A definição da HG sobre a Graça
O entendimento da Hiper Graça está em acordo com os reformadores pois defendemos a pessoalidade da Graça em Cristo. Graça não é uma coisa, mas uma pessoa. Embora possamos definir Graça como favor imerecido, somos cautelosos em destacar que esse Favor é Jesus Cristo. Essas são realidades que não podemos cometer o equívoco de desassociar.

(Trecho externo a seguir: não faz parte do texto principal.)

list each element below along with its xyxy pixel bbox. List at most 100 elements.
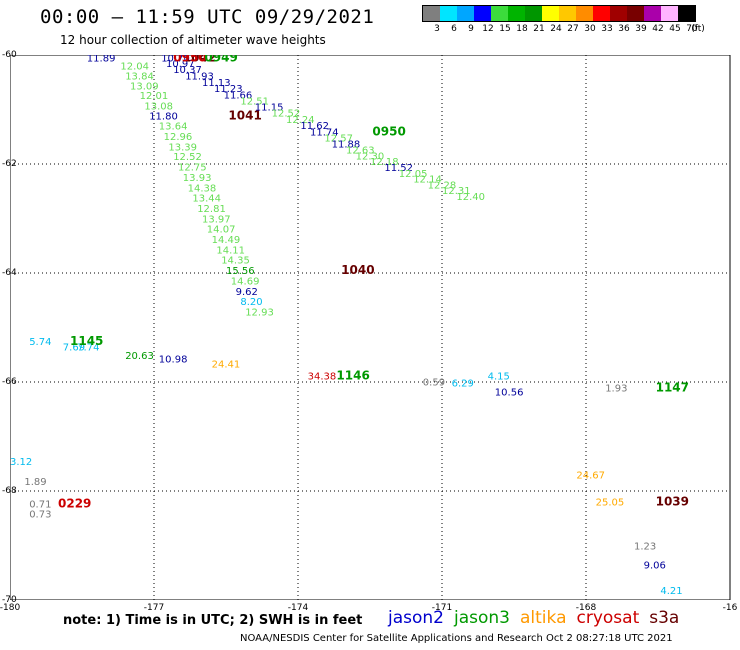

Mauricio Fragale, pastor da Nova igreja, afirma que a Graça é o próprio Cristo. Ele escreve que “Jesus é o nosso favor imerecido”7 e “a Graça se tornou alguém, um ser, Jesus”8 Joseph Prince também defende a pessoalidade da Graça: “A graça é pessoal e veio como uma pessoa — a Pessoa de Jesus Cristo”.9 O pastor Helder Jorge, da Igreja no Cinema, também concorda com essa verdade.10 Apóstolo Braz Calderaro, da Igreja MIAM em Manaus, defende que a “Graça não é uma coisa, mas uma pessoa, Jesus.”11
Em João 1:17 lemos que a Graça “veio” (uma descrição pessoal), em Tito 2:11 Paulo afirma que a Graça “se manifestou” (apareceu). Quem se manifestou? O próprio Cristo. Ainda em Tito 2:11 Paulo dá mais duas características pessoais e cristocêntricas à Graça: A) Salvação: “graça de Deus se manifestou salvadora a todos os homens.”; B) Ensinamento: “Ela nos ensina a renunciar à impiedade e às paixões mundanas e a viver de maneira sensata, justa e piedosa nesta era presente”.

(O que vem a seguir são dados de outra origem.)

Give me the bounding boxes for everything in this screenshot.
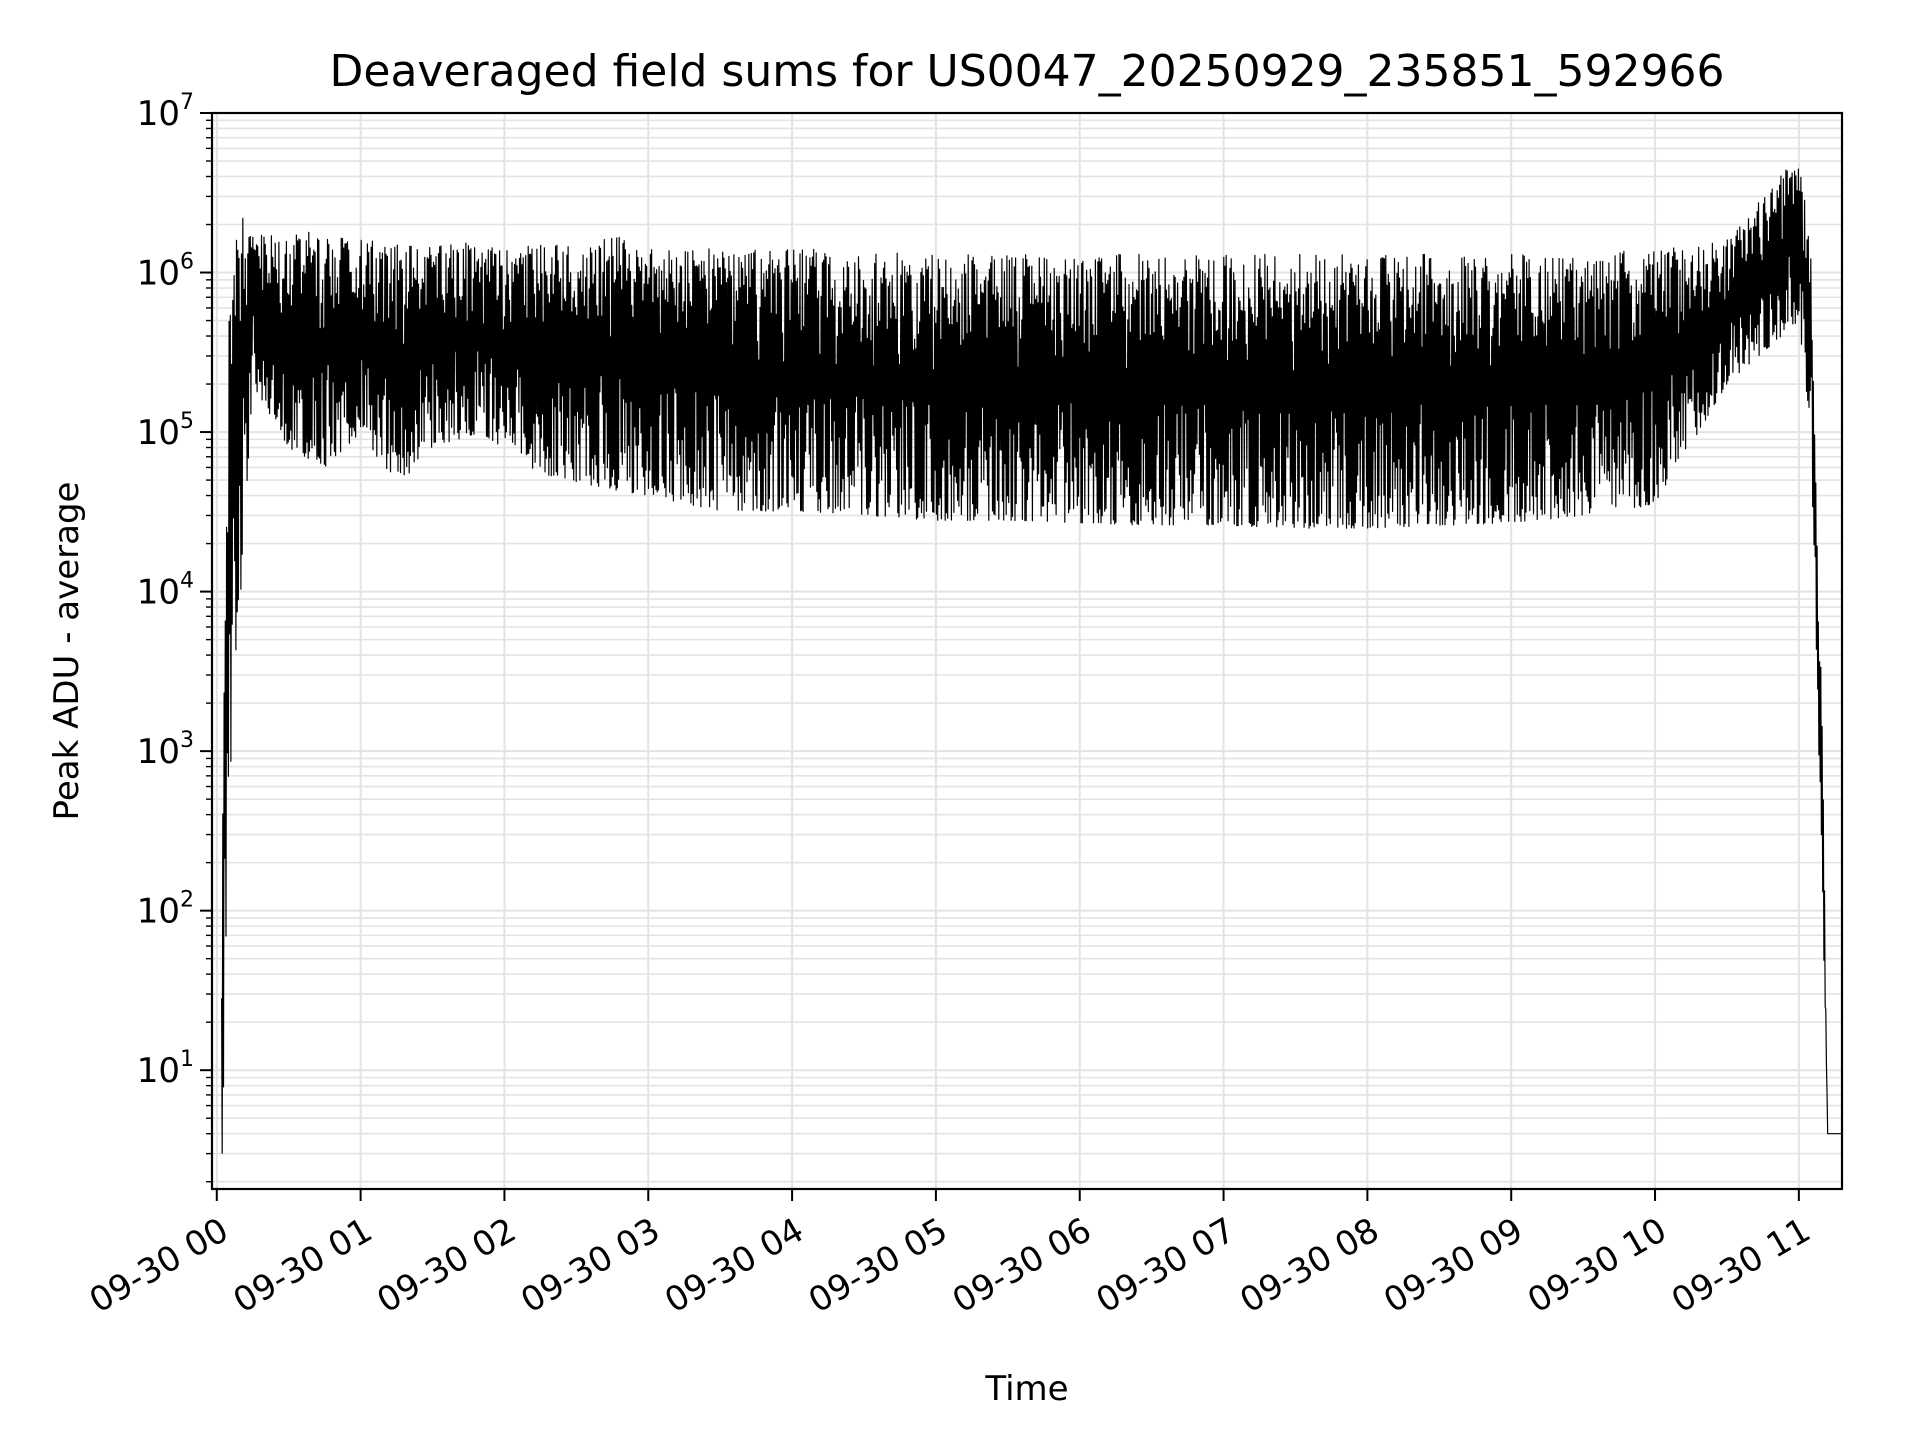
x-axis-label: Time: [984, 1369, 1068, 1409]
y-axis-label: Peak ADU - average: [47, 482, 87, 821]
y-axis: 101 102 103 104 105 106 107: [137, 90, 212, 1183]
y-tick-label: 101: [137, 1047, 194, 1091]
y-tick-label: 105: [137, 409, 194, 453]
y-tick-label: 107: [137, 90, 194, 134]
series-line: [221, 168, 1842, 1154]
chart-title: Deaveraged field sums for US0047_2025092…: [330, 46, 1725, 97]
grid: [212, 112, 1842, 1189]
y-tick-label: 103: [137, 728, 194, 772]
series: [221, 168, 1842, 1154]
plot-frame: [210, 111, 1844, 1191]
y-tick-label: 102: [137, 888, 194, 932]
y-tick-label: 106: [137, 250, 194, 294]
y-tick-label: 104: [137, 569, 194, 613]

O que nos ensina a viver de forma correta? Uma pregação moral sobre obras mortas? A Lei ou uma pregação sobre a Ira de Deus? Não! É a Graça, é Cristo.
O teólogo suíço do século XX, Karl Barth, enfatizou as características essenciais e cristocêntricas da graça de Deus, talvez mais do que qualquer outro:
“… a graça não é meramente um dom de Deus que Ele pode dar ou não, ou um atributo que pode ser imputado a Ele ou não ser imputado. Não, a graça é a própria essência do ser de Deus. … O próprio Deus está nisso. Ele revela Sua própria essência neste fluir da graça … nesta ação Ele se interpõe nada menos e nada menos que Ele mesmo por nós … Nesta ação Ele se manifesta em toda a majestade de Seu ser … Se encontrarmos, reconhecermos e recebermos Sua graça, encontraremos, reconheceremos e receberemos nada menos e nada mais que Ele mesmo.”12
O teólogo Hans Conzelmann expressa que a “Graça está corporificada em Cristo.”13 Da mesma forma, o renomado teólogo escocês T.F Torrance afirmou que:
Paulo pensa na graça agindo dinamicamente sobre os homens. É Cristo agindo em pessoa. “Charis” (Graça) nunca é adjetivo nos lábios de Paulo, mas sempre dinâmica. Graça é o Cristo transcendente em movimento gracioso, perdoador e capacitador.14
Perceba que diferente do Luciano Subirá, Torrance não defende a Graça como capacitação, mas como O Capacitador.
Para os proponentes da Hiper Graça, a Graça não está estacionada em um evento da justificação, no perdão de pecados. Ela é ativa, dinâmica. Graça é o próprio Cristo, é uma Pessoa, é tudo o que há em Cristo, em seu ser e presença. O homem é receptivo, o homem vive pela “fé no filho de Deus” (Gálatas 2:20) vive pela fé no Espírito (Gálatas 3:2), vive pela fé como justo (Romanos 1:16). Através da fé no Evangelho, na medida em que “renovamos a mente” (Romanos 12:2), que crescemos no “conhecimento, revelação e entendimento” de Cristo e sua Obra (Efésios 1:17-18), Ele se manifesta em nossas ações e comportamentos.
Logo, a Graça não é uma coisa, não é um agente de Deus, uma substância que flui de seu ser, uma doutrina ou um remédio. A Graça é o ser de Deus em Cristo, é a própria pessoa de Jesus. É simplesmente isso que defendemos.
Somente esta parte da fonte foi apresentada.